От барака до барака — сорок шагов. И до следующего — тоже сорок. И до еще следующего — столько же. И до завтрашнего, и до послезавтрашнего, и до последнего дня твоей жизни тоже заранее измеренное расстояние. Размышлять на эти темы не стоит: размышления сокращают срок жизни. Бери от жизни простейшее. Если ты мужчина — женщин. Какая тебе разница, что они, может быть, чужие жены, — все на свете повторимо. Если ты женщина — мужчин. То, что они чужие мужья, неважно: все на свете одинаково. Еще можешь грабить евреев. Благодари за это фюрера: только он сделал это доступным. Когда евреи в Германии кончатся, можешь грабить Россию и вообще не немцев — они для этого и существуют, ты ведь высшая раса! И воля тебе своя не нужна; тебе будет достаточно хорошо, если ты со старанием выполнишь приказы фюрера: он лучше тебя самого знает, что тебе нужно!
Все известно заранее. Вот тебе барак, где за стенами, обвитыми милым твоему сердцу домашним плющом, ты отстоишь у конвейера столько часов, чтобы оставшихся хватило на еду, сон и умывание утром; вот тебе фарфоровый рог для полотенца, где написано: «Для рук», не спутай, порядок в доме — залог преуспевания в жизни; вот тебе кино со счастливым концом: собственное авто, собственный домик и благословение фюрера. Что нужно тебе еще, немец?
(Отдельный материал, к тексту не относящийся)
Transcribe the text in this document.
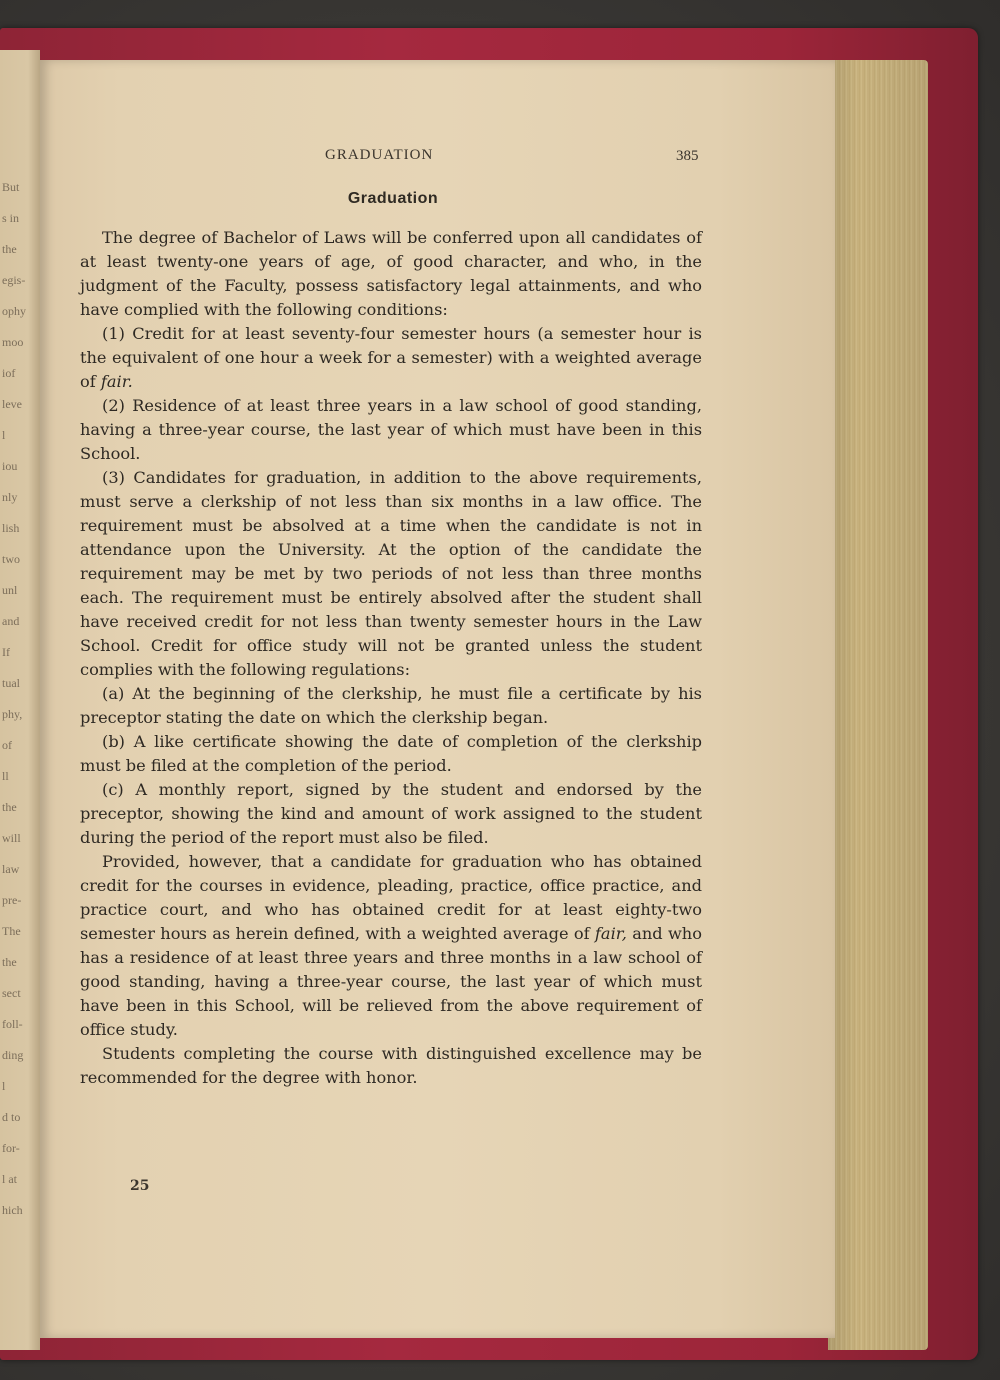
But
s in
the
egis-
ophy
moo
iof
leve
l
iou
nly
lish
two
unl
and
If
tual
phy,
of
ll
the
will
law
pre-
The
the
sect
foll-
ding
l
d to
for-
l at
hich
GRADUATION	385
Graduation

The degree of Bachelor of Laws will be conferred upon all candidates of at least twenty-one years of age, of good character, and who, in the judgment of the Faculty, possess satisfactory legal attainments, and who have complied with the following conditions:

(1) Credit for at least seventy-four semester hours (a semester hour is the equivalent of one hour a week for a semester) with a weighted average of fair.

(2) Residence of at least three years in a law school of good standing, having a three-year course, the last year of which must have been in this School.

(3) Candidates for graduation, in addition to the above requirements, must serve a clerkship of not less than six months in a law office. The requirement must be absolved at a time when the candidate is not in attendance upon the University. At the option of the candidate the requirement may be met by two periods of not less than three months each. The requirement must be entirely absolved after the student shall have received credit for not less than twenty semester hours in the Law School. Credit for office study will not be granted unless the student complies with the following regulations:

(a) At the beginning of the clerkship, he must file a certificate by his preceptor stating the date on which the clerkship began.

(b) A like certificate showing the date of completion of the clerkship must be filed at the completion of the period.

(c) A monthly report, signed by the student and endorsed by the preceptor, showing the kind and amount of work assigned to the student during the period of the report must also be filed.

Provided, however, that a candidate for graduation who has obtained credit for the courses in evidence, pleading, practice, office practice, and practice court, and who has obtained credit for at least eighty-two semester hours as herein defined, with a weighted average of fair, and who has a residence of at least three years and three months in a law school of good standing, having a three-year course, the last year of which must have been in this School, will be relieved from the above requirement of office study.

Students completing the course with distinguished excellence may be recommended for the degree with honor.

25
Но если ты все-таки думаешь, что тебя немножко обманули (хотя в делах это, конечно, вполне допустимо — на то и дела!), если тебе все-таки кажется, что от тебя скрыли что-то еще лучшее, ну что же: выйди в обеденный перерыв за двери своего барака и посмотри на другие. Они такие же точно, как твой, и идут до самого горизонта. И до каждого из них столько же шагов, сколько до твоего. Нет, тебя ни в чем не обманули, фюрер не обманывает! Так будь же доволен и благодари бога, что тобой еще не заинтересовалось гестапо! Хайль Гитлер!
Я встретил замполита батальона связи капитана Зуева в бывших мастерских Мессершмитта. Связисты его батальона сортировали там тысячи брошенных гитлеровцами радиоприемников, доставшихся нам как трофеи.
Я собирался
Зуев — человек лет сорока, с не бросавшейся в глаза внешностью, если не считать лишь того, что он совершенно седой, среднего роста, несколько угрюмый на вид, с крепко сомкнутыми челюстями, вначале посмотрел на меня недоуменно.
— Вас интересует случай с минным полем? Так ведь это когда уж было!..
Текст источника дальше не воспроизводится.